Ils s'inquiètent également de l'arrivée de la saison des pluies car leurs abris sont faits de roseaux et d'herbe. Les latrines d'urgence sont déjà pleines, ce qui oblige les gens à faire leurs besoins à l'extérieur. Cela crée de graves risques sanitaires.
Le Soudan a été le théâtre d'attaques répétées contre les structures de santé. Quelles en sont les conséquences pour les patients et le personnel ?
Ces attaques créent un véritable sentiment de peur au sein de notre personnel. Les services de santé sont eux-mêmes pris pour cible.

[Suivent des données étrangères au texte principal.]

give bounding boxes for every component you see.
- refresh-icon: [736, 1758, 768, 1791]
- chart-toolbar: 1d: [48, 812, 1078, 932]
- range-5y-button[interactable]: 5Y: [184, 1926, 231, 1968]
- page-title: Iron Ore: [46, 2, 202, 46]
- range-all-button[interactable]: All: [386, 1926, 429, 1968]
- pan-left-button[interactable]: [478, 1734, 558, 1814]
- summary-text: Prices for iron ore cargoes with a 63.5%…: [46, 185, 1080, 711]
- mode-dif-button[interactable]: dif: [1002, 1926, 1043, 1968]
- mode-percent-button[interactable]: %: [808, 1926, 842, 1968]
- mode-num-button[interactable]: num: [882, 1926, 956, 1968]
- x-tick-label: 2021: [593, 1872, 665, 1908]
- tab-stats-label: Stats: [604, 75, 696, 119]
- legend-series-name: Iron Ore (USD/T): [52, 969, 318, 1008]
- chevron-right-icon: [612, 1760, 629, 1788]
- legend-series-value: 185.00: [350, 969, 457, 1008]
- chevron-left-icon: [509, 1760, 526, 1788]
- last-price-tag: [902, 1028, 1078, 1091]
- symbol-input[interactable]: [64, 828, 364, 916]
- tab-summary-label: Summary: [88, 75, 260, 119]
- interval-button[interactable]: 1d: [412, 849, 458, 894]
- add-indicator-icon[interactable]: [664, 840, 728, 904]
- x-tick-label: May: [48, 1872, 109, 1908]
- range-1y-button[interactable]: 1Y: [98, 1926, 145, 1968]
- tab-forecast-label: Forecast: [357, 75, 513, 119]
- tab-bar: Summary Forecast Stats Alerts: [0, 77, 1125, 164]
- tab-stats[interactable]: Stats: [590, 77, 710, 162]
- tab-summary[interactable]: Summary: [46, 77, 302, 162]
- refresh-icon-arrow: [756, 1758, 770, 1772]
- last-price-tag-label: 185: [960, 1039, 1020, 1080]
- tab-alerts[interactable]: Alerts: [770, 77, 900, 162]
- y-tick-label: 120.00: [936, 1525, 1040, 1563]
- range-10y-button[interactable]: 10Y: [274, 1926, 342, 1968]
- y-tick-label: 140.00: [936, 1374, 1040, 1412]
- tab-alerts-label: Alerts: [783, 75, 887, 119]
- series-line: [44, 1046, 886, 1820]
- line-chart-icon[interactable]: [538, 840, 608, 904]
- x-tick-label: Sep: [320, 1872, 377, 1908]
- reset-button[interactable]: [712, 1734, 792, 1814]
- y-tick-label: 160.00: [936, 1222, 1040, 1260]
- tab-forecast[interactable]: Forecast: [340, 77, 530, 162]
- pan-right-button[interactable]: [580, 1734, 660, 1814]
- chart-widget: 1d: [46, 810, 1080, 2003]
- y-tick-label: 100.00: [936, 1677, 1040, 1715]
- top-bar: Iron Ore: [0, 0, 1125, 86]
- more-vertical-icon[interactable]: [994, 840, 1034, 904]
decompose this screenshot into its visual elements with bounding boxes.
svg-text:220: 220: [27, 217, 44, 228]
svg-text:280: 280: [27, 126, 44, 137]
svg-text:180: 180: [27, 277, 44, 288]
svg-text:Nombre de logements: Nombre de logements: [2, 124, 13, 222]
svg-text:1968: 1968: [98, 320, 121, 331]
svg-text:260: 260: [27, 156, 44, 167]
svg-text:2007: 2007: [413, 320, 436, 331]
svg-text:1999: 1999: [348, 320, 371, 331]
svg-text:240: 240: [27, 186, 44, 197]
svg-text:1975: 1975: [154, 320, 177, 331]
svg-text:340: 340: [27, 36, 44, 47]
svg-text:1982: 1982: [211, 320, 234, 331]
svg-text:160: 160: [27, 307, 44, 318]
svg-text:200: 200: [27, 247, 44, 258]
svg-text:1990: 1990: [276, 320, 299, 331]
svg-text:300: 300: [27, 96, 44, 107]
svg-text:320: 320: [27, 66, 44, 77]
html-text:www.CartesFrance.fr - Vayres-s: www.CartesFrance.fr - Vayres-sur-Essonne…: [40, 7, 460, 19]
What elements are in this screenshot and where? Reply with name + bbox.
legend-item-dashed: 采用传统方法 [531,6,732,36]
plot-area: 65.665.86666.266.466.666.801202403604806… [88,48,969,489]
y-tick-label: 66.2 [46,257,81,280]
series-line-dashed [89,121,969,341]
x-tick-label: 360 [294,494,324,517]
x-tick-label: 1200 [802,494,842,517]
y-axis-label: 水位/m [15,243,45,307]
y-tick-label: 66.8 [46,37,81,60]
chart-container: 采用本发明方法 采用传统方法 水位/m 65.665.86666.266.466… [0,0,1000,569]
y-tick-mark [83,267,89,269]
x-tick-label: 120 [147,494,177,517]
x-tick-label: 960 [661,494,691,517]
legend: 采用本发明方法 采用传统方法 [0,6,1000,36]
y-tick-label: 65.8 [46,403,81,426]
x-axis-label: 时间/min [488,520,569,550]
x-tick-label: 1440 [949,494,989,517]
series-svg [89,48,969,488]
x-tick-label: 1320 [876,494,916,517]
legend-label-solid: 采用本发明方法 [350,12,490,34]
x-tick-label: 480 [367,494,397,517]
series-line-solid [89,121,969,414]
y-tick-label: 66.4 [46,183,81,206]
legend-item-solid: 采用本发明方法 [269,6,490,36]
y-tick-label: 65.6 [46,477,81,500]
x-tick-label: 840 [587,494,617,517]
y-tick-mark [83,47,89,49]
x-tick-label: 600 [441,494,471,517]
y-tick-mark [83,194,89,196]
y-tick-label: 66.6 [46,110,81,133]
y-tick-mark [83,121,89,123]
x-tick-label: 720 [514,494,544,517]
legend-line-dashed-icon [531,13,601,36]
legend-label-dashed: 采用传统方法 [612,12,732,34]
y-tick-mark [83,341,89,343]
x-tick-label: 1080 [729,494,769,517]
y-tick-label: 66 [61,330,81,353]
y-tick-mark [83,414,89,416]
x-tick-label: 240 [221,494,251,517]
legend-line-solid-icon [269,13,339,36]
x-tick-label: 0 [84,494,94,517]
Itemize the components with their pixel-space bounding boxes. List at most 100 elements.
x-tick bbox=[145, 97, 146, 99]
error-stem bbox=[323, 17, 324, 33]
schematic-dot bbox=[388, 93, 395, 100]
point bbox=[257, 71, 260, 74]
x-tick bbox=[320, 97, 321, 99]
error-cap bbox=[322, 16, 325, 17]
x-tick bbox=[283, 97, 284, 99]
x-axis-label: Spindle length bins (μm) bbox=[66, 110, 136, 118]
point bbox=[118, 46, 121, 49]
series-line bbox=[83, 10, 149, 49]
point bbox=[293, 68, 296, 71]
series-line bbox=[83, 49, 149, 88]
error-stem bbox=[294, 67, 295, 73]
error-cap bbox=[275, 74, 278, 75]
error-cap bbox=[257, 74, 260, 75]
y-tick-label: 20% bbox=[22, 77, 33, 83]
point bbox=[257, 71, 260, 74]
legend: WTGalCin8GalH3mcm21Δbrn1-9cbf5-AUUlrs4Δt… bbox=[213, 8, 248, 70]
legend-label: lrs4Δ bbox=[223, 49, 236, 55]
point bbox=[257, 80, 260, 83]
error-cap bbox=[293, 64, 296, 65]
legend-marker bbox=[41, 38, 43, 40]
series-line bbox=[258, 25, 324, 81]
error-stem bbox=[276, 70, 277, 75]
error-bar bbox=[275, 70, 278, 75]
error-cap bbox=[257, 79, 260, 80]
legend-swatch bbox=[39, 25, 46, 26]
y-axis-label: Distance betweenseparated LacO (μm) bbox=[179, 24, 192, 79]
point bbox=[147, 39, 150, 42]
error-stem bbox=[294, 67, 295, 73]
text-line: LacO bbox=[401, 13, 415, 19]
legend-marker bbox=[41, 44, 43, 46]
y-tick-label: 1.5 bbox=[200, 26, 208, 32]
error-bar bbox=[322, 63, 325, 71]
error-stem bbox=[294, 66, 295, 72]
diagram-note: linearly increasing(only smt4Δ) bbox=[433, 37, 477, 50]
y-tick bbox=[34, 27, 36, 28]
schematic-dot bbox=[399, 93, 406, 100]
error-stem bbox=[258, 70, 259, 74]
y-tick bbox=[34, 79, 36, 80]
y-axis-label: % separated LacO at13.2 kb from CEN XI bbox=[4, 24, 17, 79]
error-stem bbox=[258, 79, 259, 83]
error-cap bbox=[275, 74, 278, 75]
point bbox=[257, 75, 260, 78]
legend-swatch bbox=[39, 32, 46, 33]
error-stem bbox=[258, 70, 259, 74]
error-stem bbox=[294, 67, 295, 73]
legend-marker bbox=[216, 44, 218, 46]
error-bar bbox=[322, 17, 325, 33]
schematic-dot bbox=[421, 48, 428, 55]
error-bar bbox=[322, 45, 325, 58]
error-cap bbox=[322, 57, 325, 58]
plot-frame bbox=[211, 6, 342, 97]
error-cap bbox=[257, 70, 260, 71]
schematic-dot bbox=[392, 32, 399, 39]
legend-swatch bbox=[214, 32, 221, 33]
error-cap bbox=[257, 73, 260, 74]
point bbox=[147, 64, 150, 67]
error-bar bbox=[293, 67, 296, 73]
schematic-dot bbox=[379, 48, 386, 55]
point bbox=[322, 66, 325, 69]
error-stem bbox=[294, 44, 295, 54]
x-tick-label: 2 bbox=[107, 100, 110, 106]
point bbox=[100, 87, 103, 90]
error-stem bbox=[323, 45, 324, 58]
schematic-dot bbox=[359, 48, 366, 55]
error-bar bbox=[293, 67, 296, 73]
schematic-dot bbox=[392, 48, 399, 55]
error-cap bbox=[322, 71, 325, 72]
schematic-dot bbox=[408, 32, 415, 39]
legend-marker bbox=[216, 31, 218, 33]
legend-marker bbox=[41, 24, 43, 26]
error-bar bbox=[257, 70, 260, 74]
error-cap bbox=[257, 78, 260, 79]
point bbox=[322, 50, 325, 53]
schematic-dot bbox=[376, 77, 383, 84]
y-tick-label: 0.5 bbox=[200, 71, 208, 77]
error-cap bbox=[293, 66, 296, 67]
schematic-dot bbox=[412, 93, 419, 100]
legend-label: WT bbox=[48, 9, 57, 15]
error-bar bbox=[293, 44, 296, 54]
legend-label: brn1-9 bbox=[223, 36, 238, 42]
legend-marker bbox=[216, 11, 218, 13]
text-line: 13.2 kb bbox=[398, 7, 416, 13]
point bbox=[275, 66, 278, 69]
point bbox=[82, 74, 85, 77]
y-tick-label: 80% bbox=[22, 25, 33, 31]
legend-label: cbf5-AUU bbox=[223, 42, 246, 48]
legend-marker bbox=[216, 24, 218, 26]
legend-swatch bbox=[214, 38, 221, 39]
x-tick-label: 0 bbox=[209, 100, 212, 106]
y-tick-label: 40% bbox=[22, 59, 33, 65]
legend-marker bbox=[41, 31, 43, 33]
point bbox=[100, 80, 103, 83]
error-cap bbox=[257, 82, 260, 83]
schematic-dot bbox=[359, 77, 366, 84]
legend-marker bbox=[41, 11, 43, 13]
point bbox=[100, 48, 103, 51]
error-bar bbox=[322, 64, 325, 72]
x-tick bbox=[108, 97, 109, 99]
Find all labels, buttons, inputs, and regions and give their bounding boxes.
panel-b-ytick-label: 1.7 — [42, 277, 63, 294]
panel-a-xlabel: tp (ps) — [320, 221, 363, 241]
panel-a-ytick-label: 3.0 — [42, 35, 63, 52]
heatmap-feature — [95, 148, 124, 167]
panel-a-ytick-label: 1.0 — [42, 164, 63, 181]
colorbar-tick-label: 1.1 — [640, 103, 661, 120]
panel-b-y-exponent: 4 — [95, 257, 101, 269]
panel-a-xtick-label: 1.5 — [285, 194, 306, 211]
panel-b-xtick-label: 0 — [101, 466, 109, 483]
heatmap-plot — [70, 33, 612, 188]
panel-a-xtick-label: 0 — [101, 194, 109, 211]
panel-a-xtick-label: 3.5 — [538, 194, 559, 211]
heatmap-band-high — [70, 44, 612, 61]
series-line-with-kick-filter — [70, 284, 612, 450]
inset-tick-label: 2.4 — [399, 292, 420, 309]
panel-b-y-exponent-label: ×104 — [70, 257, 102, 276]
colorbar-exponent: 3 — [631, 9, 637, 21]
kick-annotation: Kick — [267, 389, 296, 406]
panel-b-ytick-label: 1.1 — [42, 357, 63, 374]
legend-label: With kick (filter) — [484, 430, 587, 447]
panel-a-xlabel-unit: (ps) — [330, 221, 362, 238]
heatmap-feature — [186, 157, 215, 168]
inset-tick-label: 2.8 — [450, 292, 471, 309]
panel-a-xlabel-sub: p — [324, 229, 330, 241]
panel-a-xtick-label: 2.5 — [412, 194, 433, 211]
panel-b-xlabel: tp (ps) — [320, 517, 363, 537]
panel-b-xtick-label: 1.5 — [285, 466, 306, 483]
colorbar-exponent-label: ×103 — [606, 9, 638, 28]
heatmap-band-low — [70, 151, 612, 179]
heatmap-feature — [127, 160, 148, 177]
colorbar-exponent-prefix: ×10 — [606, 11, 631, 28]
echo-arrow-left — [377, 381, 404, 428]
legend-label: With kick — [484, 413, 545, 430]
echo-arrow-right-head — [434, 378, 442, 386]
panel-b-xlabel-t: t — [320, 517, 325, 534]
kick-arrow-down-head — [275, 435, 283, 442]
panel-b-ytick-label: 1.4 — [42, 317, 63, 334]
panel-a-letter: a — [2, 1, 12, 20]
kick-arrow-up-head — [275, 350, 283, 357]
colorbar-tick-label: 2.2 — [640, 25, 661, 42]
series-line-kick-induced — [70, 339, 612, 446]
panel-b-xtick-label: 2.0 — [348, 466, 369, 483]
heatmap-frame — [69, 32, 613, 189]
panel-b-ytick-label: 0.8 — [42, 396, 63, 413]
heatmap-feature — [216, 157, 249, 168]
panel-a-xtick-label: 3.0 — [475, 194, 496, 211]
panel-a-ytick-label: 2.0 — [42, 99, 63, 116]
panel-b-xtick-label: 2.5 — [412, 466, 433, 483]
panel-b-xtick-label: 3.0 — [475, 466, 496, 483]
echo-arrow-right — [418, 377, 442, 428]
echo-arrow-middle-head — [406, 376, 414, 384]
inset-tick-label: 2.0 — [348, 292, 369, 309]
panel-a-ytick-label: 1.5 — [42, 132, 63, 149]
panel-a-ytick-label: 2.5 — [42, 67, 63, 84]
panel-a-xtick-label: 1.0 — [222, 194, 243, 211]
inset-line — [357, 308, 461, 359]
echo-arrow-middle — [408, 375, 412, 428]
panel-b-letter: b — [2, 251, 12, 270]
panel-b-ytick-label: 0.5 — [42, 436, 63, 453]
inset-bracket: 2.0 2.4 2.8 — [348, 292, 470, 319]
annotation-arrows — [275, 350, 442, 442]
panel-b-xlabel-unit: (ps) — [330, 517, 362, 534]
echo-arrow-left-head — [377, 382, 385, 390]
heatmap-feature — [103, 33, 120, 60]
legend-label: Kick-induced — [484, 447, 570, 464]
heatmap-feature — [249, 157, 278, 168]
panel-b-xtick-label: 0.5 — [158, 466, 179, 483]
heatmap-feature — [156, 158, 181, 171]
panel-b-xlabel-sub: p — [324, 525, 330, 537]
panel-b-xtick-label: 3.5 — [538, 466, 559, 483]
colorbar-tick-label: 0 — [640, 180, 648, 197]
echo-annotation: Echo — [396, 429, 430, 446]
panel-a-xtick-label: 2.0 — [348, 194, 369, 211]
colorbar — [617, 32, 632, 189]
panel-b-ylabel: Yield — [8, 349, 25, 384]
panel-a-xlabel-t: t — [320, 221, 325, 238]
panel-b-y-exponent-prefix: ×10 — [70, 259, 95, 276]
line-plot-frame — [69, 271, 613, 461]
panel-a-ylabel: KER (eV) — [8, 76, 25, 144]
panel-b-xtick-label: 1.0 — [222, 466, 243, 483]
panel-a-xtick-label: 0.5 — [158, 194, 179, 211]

Nous avons été témoin de frappes ces derniers mois, notamment sur les hôpitaux d'Al Jabalain, dans l'Etat du Nil Blanc et d'Ad Daein, dans l'Etat du Darfour Oriental, qui ont causé la mort de patients et de professionnels de santé.
MSF continue de rappeler aux parties belligérantes leurs obligations en vertu du droit international : protéger les hôpitaux. Même si nous prenons toutes les précautions nécessaires, rien ne peut protéger les établissements de santé contre une frappe de drones à grande échelle.
Qu'est-ce qui vous a le plus marqué lors de cette visite ?
Ce qui m'a le plus frappé, c'est la qualité des soins de santé fournis par MSF. J'ai été particulièrement impressionné lorsque je suis entré dans un hôpital de MSF à Tawila, au coeur d'un désert étouffant, et que j'ai découvert une unité de soins intensifs néonatals installée sous une tente. Cette tente est bien isolée, il y a la climatisation et le personnel soignant y offre aux nouveau-nés des soins d'une qualité vraiment impressionnante.
Il est important de noter qu'il ne s'agit pas uniquement de soins primaires, de vaccinations, de lutte contre les épidémies ou d'accès à l'eau et l'assainissement : nous assurons tous les niveaux de soins de santé, y compris en matière de santé sexuelle et reproductive.
Un travail colossal est aussi réalisé pour reconstruire et réhabiliter les hôpitaux, en collaboration avec le ministère de la Santé à Nyala et Zalingei. Il y a beaucoup de défis à relever, mais voir que ce niveau de qualité peut être atteint est positif.
Qu'avez-vous appris en discutant avec les communautés et le personnel ?
Les violences sexuelles sont une réalité qui touche l'ensemble du Soudan. Lors de réunions communautaires à Tawila, j'ai posé des questions sur la mortalité maternelle, la mortalité infantile et les violences sexuelles afin de mieux comprendre ce que vivaient les gens.
En matière de violences sexuelles, les réactions sont souvent limitées en raison de la stigmatisation. Cependant, les femmes ont déclaré savoir où se faire soigner et connaissaient même les noms des membres du personnel de MSF qui dispensent ces soins. C'est un petit signe encourageant, mais cela met également en évidence l'ampleur du phénomène.
Qu'est-ce qui vous donne de l'espoir ?
Je suis réaliste quant aux perspectives de paix et je ne vois aucun signe indiquant que la guerre prendra fin de sitôt. Il s'agit d'une crise d'ampleur mondiale.
Dans les moments d'impuissance, je me concentre sur les petits gestes d'attention et de solidarité. C'est là une caractéristique forte de la société soudanaise. Il y a un profond sens de l'hospitalité et une détermination à se soutenir les uns les autres.
* Le Dr Javid Abdelmoneim s'est rendu à Tawila, dans le Darfour-Nord ; à Zalingei et Rokero, dans le Darfour-Central ; à Nyala et Kas, dans le Darfour-Sud ; ainsi qu'à El Geneina, dans le Darfour-Occidental.